Nearly 70 percent of flight attendants have been sexually harassed at some point during their careers, the Association of Flight Attendants-CWA (AFA) found in a survey released Thursday, but only 7 percent have reported the abuse to their employer.
“That really emphasizes the problem here, that flight attendants don’t believe that they have backing that anyone will take this seriously,” AFA President Sara Nelson said. “I’m not surprised at all by the results. I think that this confirms what we knew anecdotally was going on.”

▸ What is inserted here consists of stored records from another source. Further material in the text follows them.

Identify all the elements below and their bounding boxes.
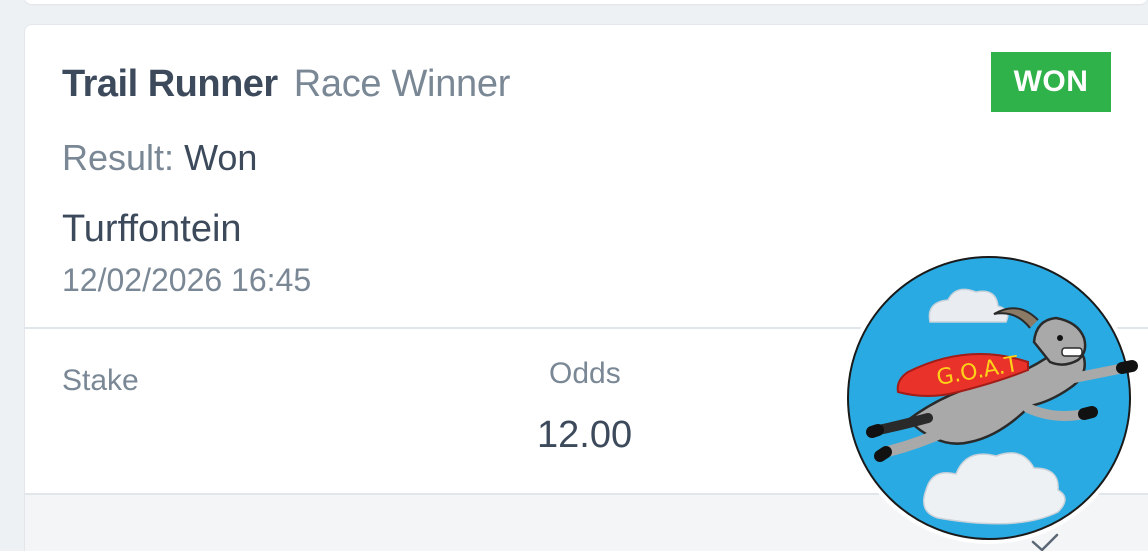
result-label: Result: (62, 137, 175, 178)
market-name: Race Winner (293, 63, 511, 105)
stake-label: Stake (62, 364, 139, 397)
previous-card-edge (24, 0, 1148, 4)
odds-value: 12.00 (537, 414, 633, 456)
goat-mascot-logo: G.O.A.T (843, 252, 1138, 544)
selection-name: Trail Runner (62, 63, 278, 105)
status-badge: WON (991, 52, 1111, 112)
bet-header: Trail Runner Race Winner (62, 63, 510, 106)
result-line: Result: Won (62, 137, 257, 179)
odds-label: Odds (549, 357, 621, 390)
result-value: Won (184, 137, 258, 178)
venue-name: Turffontein (62, 208, 242, 250)
event-datetime: 12/02/2026 16:45 (62, 262, 312, 298)
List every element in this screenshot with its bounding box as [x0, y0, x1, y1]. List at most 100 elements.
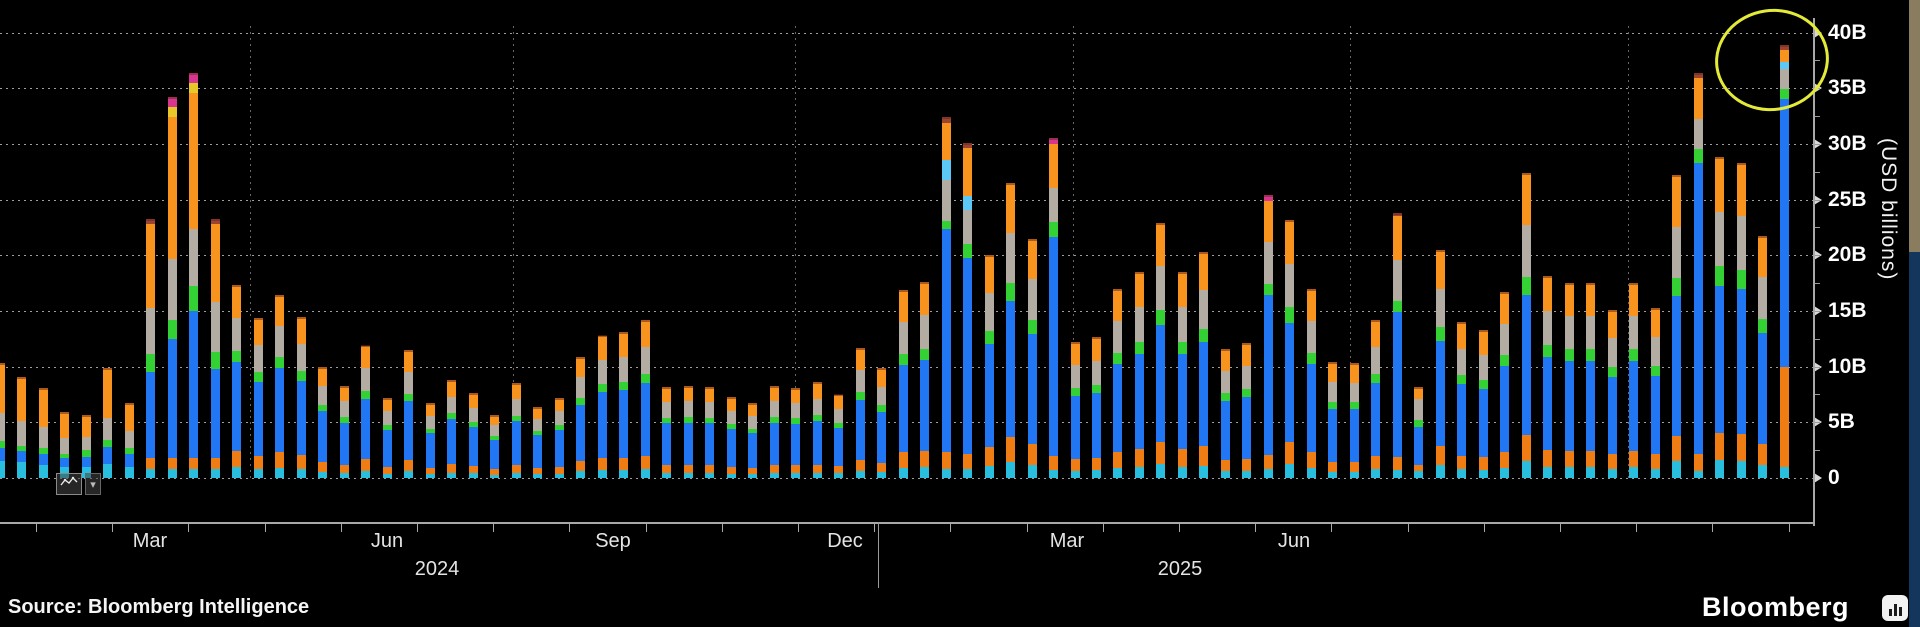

The first-of-its-kind survey by the flight attendants’ union also found that 18 percent of flight attendants experienced “physical sexual harassment” from passengers in the past year, such as being groped or enduring unwanted kisses or humping. (For the record, the Justice Department defines sexual assault as “any nonconsensual sexual act proscribed by federal, tribal, or state law, including when the victim lacks capacity to consent.”)
About a third of flight attendants also endured verbal sexual harassment, like lewd comments, sometime in the past year.
AFA also discovered that almost 7 percent of survey respondents weren’t sure whether they’d been sexually harassed, a finding Nelson called “disturbing.”
The survey polled more than 3,500 flight attendants working in 29 U.S. airlines. About 80 percent of the respondents were women and 20 percent were men, a split AFA said is representative of the field as a whole.
“The industry had forever objectified flight attendants and used flight attendants as the focus of their ads that used sex to sell tickets. And they have never disavowed that,” Nelson pointed out. Sixty-eight percent of surveyed flight attendants say they have yet to notice their employers make any effort to address workplace sexual harassment since the #MeToo movement began last fall.
During Nelson’s first week on the job as a flight attendant, 23 years ago, Nelson said she met a woman who’d started working as a flight attendant back in the 1950s.
“She said, ‘You need to know something: Management thinks of us as either their wives or their mistress,’” Nelson recalled. “‘In either case, they hold us in contempt. And the only place that you will find worth is with your fellow flying partners.’ So flight attendants figured out how to take care of themselves.”
It’s a sentiment that Nelson still hears from flight attendants today, whether they’ve been flying for months or years. “The first time that I really came to terms with the fact that that how I felt about it personally, and that’s how the 50,000 people that I represent feel — that was very hurtful to take in,” she told VICE News.
So far, only three airlines — Alaska, Spirit, and United — have publicly taken steps to combat sexual harassment in the wake of #MeToo, according to the AFA.